Abstract
Well testing in gas hydrate reservoirs is challenging due to the complexity of reservoir behavior. Gas hydrates dissociate when the bottom-hole flowing pressure drops below the hydrate equilibrium pressure, a phenomenon also seen in CBM reservoirs below desorption pressures. Relative permeability of reservoir fluids keeps changing at the dissociation front, depending on the prevailing reservoir pressure, a phenomenon also seen in gas condensate reservoirs. If transient rate and pressure behavior of the hydrate formation are to be interpreted accurately, the analytical model for interpretation should consider both phenomena. This makes well testing in these reservoirs more challenging, not forgetting the multiphase flow and the endothermic dissociation of hydrates during pressure drawdown. This implies a continuously changing bottom-hole flowing temperature for every bottom-hole flowing pressure, unlike what is seen in conventional gas reservoirs.
This paper presents new analytical models for well testing in class 2 gas hydrates. The heat consumption during hydrate dissociation, activated by a pressure depression, requires heat transport models to be incorporated in the diffusivity equation. By combining mass balance and energy balance techniques, a representative diffusivity equation for the reservoir behavior is derived. Constantly changing reservoir temperature, relative permeability and reservoir fluid properties make it imperative to use pseudo-pressure integrals to describe flow. The analytical solutions to the model are represented both for constant rate and constant pressure conditions for pressure transient and rate transient analyses, respectively. By expressing the analytical model in terms of dimensionless pseudo-parameters and considering the presence of free mobile fluid, for the constant terminal rate case, solutions provided van Everdingen et.al, Hantush et al., Jaeger et al. are implemented.

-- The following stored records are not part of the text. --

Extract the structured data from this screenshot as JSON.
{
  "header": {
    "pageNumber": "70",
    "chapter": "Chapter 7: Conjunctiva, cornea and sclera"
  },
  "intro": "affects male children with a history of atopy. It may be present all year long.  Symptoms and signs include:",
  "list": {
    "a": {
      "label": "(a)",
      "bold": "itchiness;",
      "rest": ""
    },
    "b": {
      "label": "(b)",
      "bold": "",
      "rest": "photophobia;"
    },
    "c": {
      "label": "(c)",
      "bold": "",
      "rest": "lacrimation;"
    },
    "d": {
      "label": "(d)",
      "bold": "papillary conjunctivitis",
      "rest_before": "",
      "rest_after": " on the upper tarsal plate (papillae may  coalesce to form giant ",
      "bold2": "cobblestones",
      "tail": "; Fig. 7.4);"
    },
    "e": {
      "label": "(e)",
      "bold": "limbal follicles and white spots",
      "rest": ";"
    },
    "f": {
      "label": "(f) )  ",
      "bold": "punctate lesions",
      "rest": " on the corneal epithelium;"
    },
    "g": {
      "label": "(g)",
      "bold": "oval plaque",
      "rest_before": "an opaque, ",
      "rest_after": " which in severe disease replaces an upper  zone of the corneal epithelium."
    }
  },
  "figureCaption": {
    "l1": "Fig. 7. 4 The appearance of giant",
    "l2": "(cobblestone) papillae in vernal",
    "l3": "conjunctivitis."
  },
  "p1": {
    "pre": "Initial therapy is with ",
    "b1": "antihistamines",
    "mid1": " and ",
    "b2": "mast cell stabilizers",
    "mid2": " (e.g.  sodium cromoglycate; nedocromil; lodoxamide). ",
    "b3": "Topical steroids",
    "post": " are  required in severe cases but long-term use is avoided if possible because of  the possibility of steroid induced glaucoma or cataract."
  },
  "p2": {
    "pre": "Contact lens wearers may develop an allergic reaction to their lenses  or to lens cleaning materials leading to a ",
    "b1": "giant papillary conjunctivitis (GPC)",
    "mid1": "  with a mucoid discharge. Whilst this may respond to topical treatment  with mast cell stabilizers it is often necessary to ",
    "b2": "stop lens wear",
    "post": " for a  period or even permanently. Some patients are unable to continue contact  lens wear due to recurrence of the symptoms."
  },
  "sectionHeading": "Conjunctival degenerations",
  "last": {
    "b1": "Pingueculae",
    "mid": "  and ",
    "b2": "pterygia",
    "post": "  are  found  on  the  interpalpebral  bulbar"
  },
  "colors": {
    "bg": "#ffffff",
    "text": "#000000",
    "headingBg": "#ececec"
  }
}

Due to the dependence of hydrate dissociation on the bottom-hole flowing pressure, constant pressure solutions provide a good tool for investigating the reservoir behavior through rate transient analysis. With further simplifications of the numerical approximations of the constant pressure solution provided by Erdwardson et al., semilog and diagnostic plots could be made.
Solutions to the constant rate and pressure are presented in this paper. A more general equation equation for rate decline analysis has been developed, with applicability in conventional gas reservoirs. A dimensionless compressibility-mobility function is incorporated in the model which is then related to the Arps decline curve models. Different methods of rate transient analysis are addressed in this paper to identify different reservoir parameters.